IBC-Br, prévia do PIB, sobe 0,6% em junho, acima do esperado
PIB. Foto: Pixabay

O Banco Central (BC) informou nesta quarta-feira (15), que seu Índice de Atividade (IBC-Br), considerado como a prévia do Produto Interno Bruto (PIB) subiu 0,60% em julho ante junho, na série já livre de influências sazonais.

O dado do IBC-Br ficou acima da expectativa da pesquisa da Reuters que apontava para uma ata de 0,4%. Na comparação com o mesmo período em 2020, a prévia do PIB apresentou crescimento de 5,53% e, no acumulado em 12 meses, teve ganho de 3,26%.

De junho para julho, o índice de atividade calculado pelo BC passou de 139,68 pontos para 140,52 pontos na série dessazonalizada. Este é o maior patamar desde fevereiro deste ano (140,98 pontos).

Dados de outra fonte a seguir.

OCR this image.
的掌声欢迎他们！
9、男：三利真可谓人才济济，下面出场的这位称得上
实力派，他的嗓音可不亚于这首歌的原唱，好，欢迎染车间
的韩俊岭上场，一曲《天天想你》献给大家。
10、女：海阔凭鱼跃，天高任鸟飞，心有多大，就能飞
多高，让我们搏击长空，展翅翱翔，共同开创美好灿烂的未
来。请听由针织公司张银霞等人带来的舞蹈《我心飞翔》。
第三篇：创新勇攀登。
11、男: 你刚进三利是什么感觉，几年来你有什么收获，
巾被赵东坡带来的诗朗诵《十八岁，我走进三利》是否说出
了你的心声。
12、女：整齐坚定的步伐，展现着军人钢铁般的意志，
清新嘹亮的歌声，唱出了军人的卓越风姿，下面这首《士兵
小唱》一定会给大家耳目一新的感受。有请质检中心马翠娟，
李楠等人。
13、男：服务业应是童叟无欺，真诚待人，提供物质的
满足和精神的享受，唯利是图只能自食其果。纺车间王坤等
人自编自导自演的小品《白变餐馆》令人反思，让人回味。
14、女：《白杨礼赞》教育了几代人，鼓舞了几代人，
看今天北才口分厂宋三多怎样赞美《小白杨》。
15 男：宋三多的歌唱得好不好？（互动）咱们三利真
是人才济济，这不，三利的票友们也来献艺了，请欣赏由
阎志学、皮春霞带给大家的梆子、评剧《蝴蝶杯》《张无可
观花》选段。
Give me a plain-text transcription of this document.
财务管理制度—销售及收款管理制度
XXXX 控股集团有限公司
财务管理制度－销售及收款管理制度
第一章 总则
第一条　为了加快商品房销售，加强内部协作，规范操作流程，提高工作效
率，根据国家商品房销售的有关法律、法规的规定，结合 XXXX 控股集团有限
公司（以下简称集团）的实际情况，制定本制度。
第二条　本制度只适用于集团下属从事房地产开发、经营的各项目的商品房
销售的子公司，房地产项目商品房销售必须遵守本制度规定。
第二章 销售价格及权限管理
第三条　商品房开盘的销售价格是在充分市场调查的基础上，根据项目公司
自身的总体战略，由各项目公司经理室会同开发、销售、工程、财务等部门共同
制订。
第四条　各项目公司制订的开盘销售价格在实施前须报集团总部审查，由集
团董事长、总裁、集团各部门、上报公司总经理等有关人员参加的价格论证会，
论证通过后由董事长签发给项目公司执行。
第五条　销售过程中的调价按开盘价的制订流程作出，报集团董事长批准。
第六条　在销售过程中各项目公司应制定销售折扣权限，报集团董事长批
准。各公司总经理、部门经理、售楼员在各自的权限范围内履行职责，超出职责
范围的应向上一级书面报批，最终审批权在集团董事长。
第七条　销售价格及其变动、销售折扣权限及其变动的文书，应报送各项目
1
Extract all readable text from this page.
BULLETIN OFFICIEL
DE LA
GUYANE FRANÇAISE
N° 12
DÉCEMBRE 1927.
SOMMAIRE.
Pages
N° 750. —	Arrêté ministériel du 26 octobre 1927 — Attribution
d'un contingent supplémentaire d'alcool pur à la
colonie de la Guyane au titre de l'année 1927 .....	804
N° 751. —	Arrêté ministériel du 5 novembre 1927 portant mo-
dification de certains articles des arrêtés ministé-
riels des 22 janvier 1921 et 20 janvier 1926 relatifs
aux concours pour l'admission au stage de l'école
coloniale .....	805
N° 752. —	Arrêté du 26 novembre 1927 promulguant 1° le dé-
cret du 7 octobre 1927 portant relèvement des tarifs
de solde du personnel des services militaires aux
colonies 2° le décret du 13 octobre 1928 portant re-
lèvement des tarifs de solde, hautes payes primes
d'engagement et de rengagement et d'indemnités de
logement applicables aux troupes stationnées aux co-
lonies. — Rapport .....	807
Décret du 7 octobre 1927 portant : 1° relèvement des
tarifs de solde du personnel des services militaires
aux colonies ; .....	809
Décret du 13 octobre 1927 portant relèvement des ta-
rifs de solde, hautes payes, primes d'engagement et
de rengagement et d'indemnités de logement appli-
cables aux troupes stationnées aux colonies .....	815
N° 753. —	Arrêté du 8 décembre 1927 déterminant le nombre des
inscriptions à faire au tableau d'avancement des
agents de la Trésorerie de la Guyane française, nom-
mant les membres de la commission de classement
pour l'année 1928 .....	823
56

Os efeitos negativos da pandemia de covid-19 foram sentidos principalmente no primeiro semestre do ano passado. Após este período, o IBC-Br passou a reagir, até que a segunda onda provocasse, no início de 2021, novos fechamentos de empresas. Com isso, o indicador passou a oscilar. Em março, a atividade econômica recuou, mas em abril houve avanço. Maio registrou novo recuo e, em junho e julho, o indicador voltou a subir.

Conhecido como uma espécie de “prévia do BC para o PIB“, o IBC-Br serve mais precisamente como parâmetro para avaliar o ritmo da economia brasileira ao longo dos meses.

No Relatório de Mercado Focus divulgado pelo BC na última segunda-feira, dia 13, a projeção é de alta de 5,04% para o PIB em 2021. A previsão é menor do que a da semana passada, quando o crescimento previsto era de 5,15%. Há quatro semanas, era indicado um crescimento de 5,28% em 2021. O Focus reúne as estimativas dos economistas do mercado financeiro.

BC revisa IBC-Br de junho 

O Banco Central revisou nesta quarta-feira dados de seu IBC-Br na margem, na série com ajuste. O IBC-Br de junho foi de alta de 1,14% para 0,92%, enquanto o índice de maio passou de queda de 0,55% para crescimento de 0,60%.

No caso de abril, o índice foi de variação positiva de 0,90% para alta de 0,55%.

O IBC-Br de março passou de retração de 1,98% para declínio de 1,77% e o de fevereiro foi de expansão de 1,67% para 1,63%. Em relação a janeiro, o BC alterou o indicador de elevação de 0,66% para 0,51%.